Research on infant cry classification has advanced through various techniques. MFCC-based feature extraction, often paired with machine learning methods like KNN and SVM, has been widely used, as seen in the work of N. Nimbarte et al. and N. Meephiw et al. More recently, deep learning approaches, especially CNN and LSTM networks, have shown great promise. Studies by B. Lv, W. You, and V. Bella achieved high accuracy, with hybrid models like BCRNet and attention-based methods further enhancing performance. Data augmentation techniques, cross-cultural studies, and real-time classification have also contributed to significant improvements in the field.

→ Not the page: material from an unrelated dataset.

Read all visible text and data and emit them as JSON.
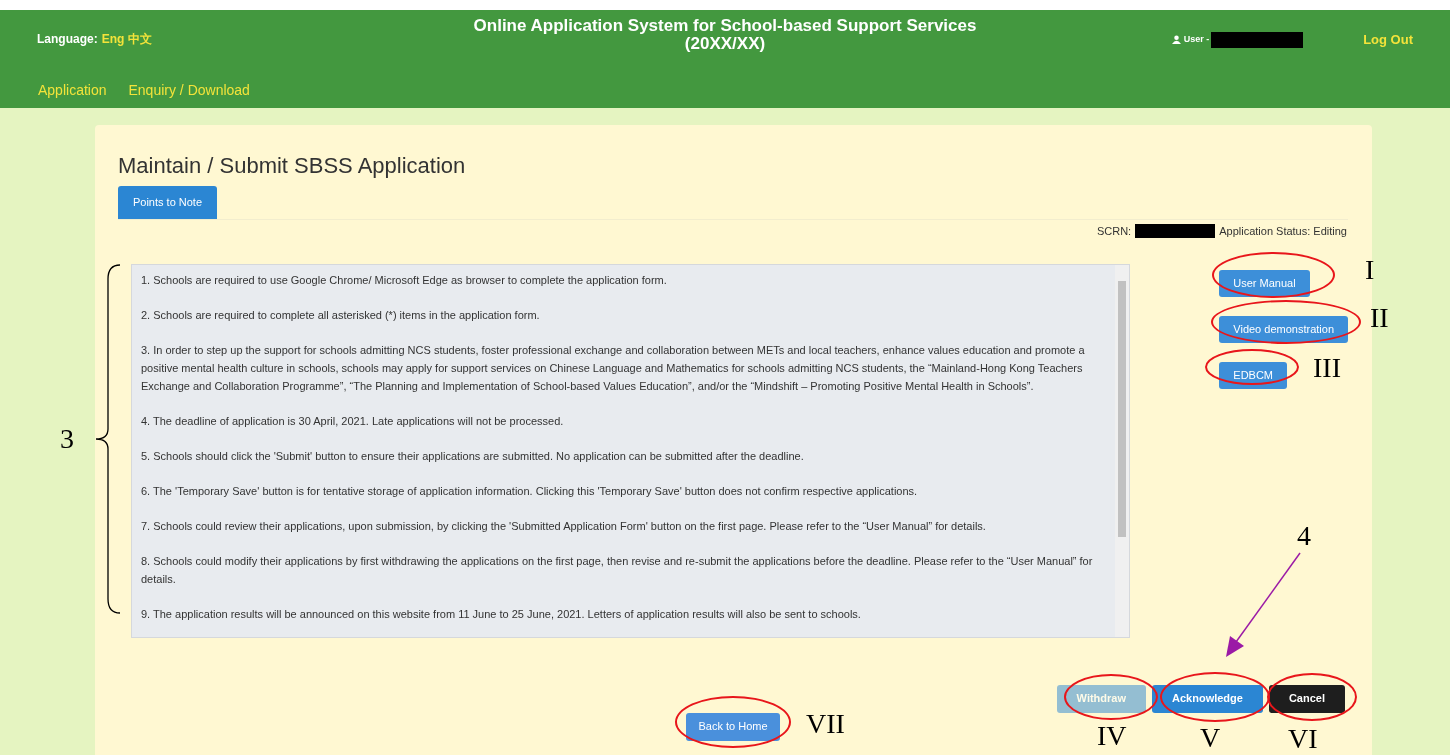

This paper proposes an improvement upon the ResNet architecture by incorporating the squeeze-and-excitation (SE) attention mechanism module, resulting in the SE-ResNet-Transformer. It utilizes an enhanced version of Mel-frequency cepstral coefficients (MFCCs), comprising MFCCs, first-order differential coefficients of MFCCs, and second-order differential coefficients of MFCCs as features. Additionally, it establishes a database containing infant cry signals with three types of emotions by integrating the Donateacry-corpus, Chillanto database, and ESC-50 database.